Un minuto dopo un mazzo di orchidee bianche, i suoi fiori preferiti, venne sistemato a pochi metri di distanza dalla sua sedia, il loro profumo che la stuzzicava invadente e le parlava di un giorno sigillato nel cuore. La matita nera sbiadì improvvisamente sui suoi occhi e la truccatrice fu costretta a ripassargliela da capo.
Fu pronta per il rotto della cuffia, maledì quell'uomo finché non fu arrivata sul palco, il sapore di lui che tornava ad abbracciarla come se non se ne fosse mai andato via nei due mesi passati, un bigliettino trovato tra i rami dei fiori nascosto sotto il seno, all'altezza del cuore.
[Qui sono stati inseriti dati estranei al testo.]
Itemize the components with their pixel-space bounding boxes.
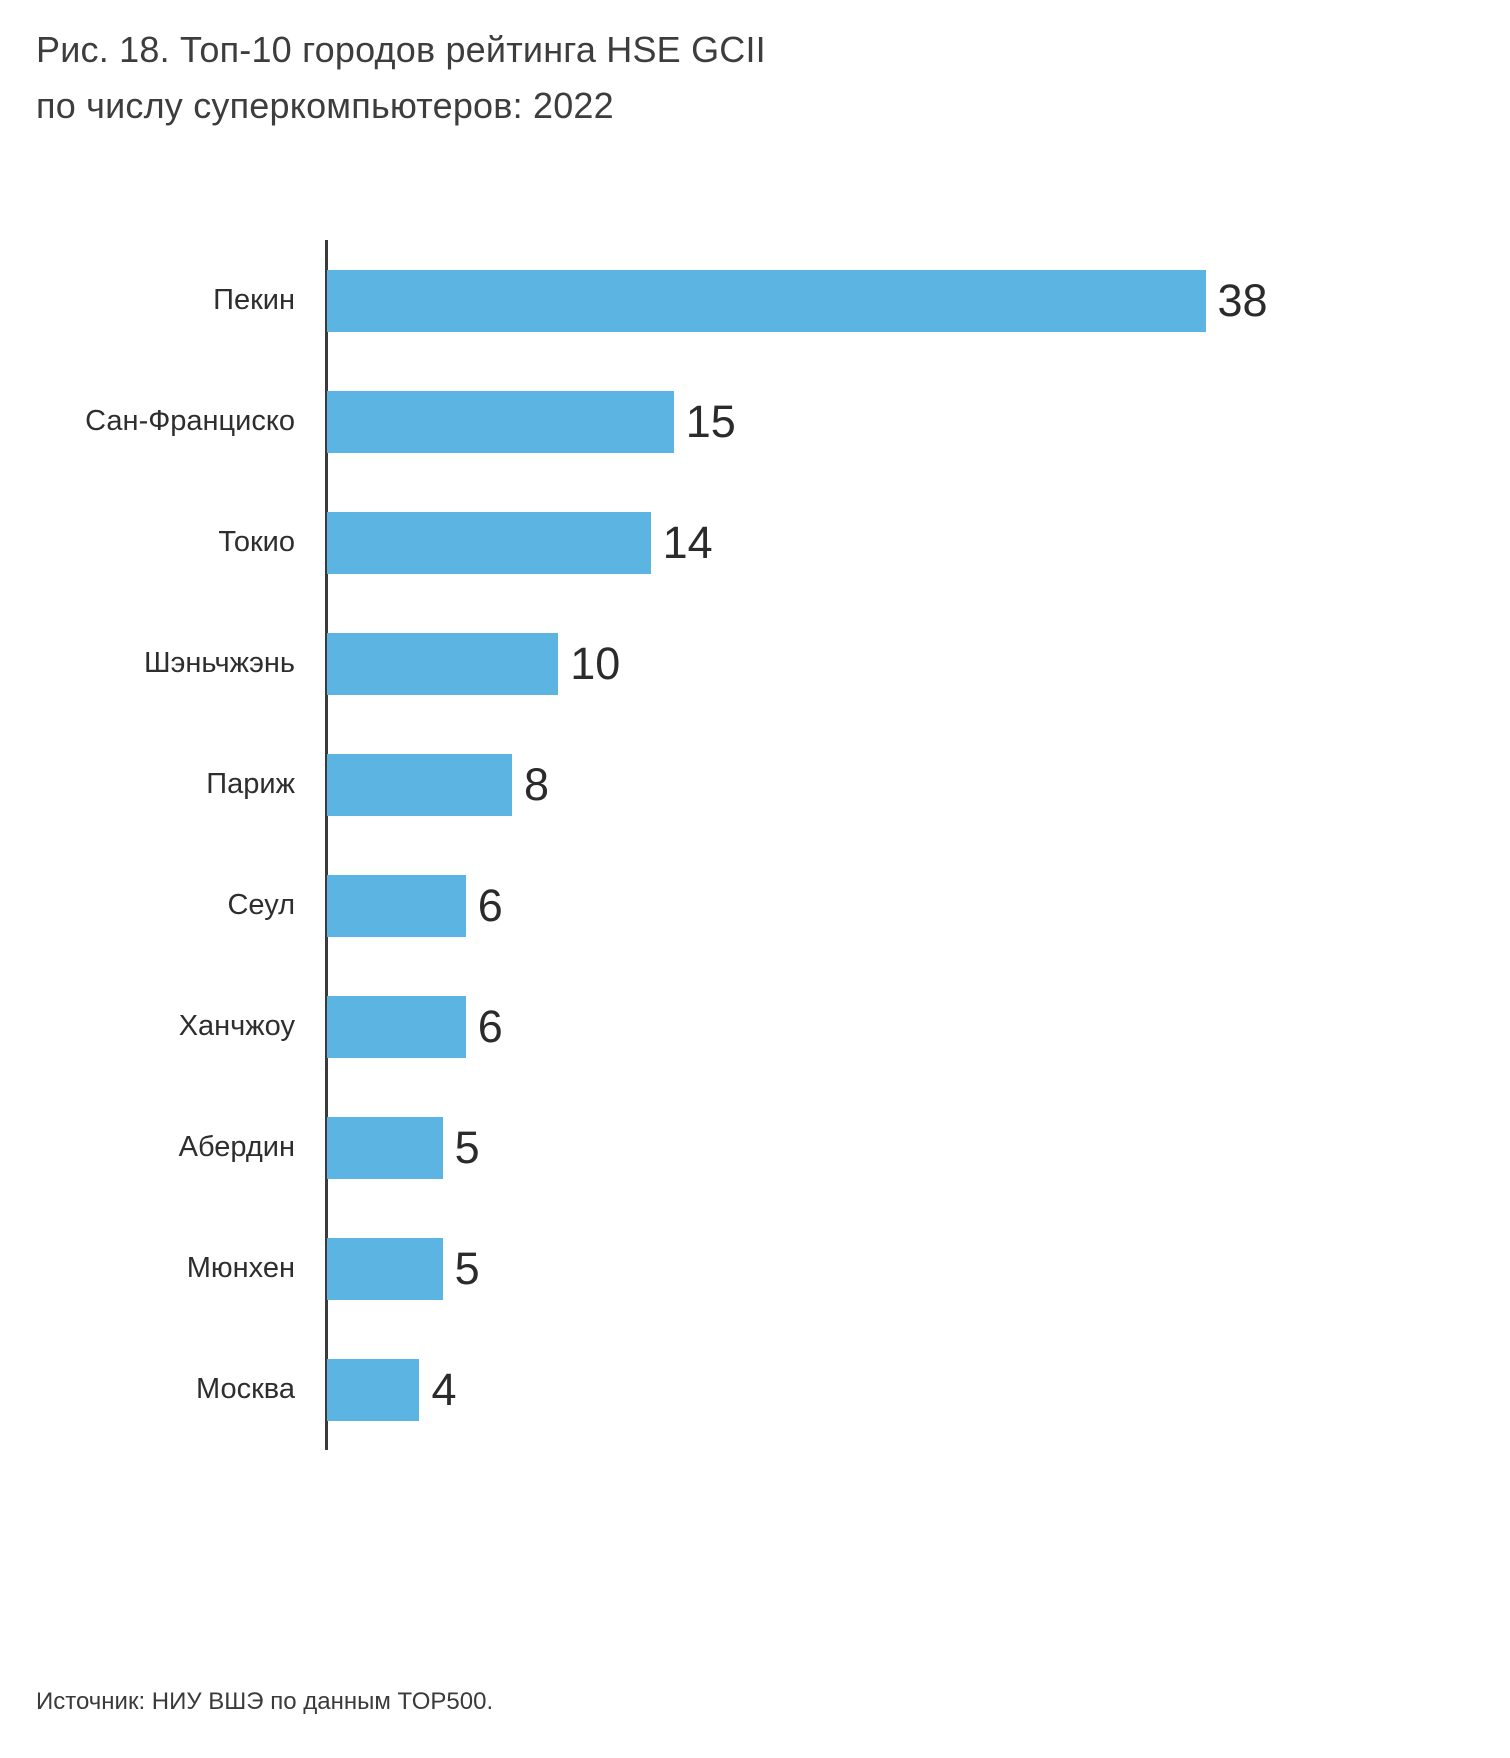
chart-title-line-1: Рис. 18. Топ-10 городов рейтинга HSE GCI… [36, 29, 766, 70]
bar-rows: Пекин 38 Сан-Франциско 15 Токио 14 Шэньчжэнь 10… [40, 240, 1465, 1450]
bar [327, 511, 651, 574]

Il messaggio in una grafia sottile ed elegante parlava per entrambi.
"Non sei stanca di scappare da te stessa?"
Nessuna firma, perché lei ce l'aveva inciso dentro, il suo nome.
"Ryou Shirogane, sei un vero stronzo."


 
***



 
"Quel giorno come hai fatto a convincere la security a farti passare?"
"Ho pagato."
"Quanto hai pagato?"
"Gordon e Frencis hanno dato le dimissioni la mattina dopo. È una risposta sufficiente?"










Spazio dell'autrice
Una storia senza pretese, scritta di getto. Ho sempre pensato che Zakuro e Ryou stiano meglio come migliori amici, perché li vedo troppo simili. Con l'idea dell'amore che ho io, preferisco un tipo di legame basato più sulle diversità, però mi è piaciuto scrivere su di loro in un contesto amoroso. Io me li immagino così, codardi tutti e due, perché hanno paura dell'abbandono, ma alla fine la più forte è Zakuro, che accetta l'amore e non lo rinnega. Ryou, per come la vedo io, ci arriva dopo a capire che deve farsi avanti per non perdere la persona amata. Zakuro lo definisce "stronzo" appunto perché lui c'ha messo due mesi, prima di fare un altro passo verso di lei, quel "Non sei stanca di scappare da te stessa?" non è un'accusa, ma una domanda retorica, espressione di una condizione emotiva condivisa.
Spero che la storia vi sia piaciuta nella sua semplicità. Grazie a chi ha letto!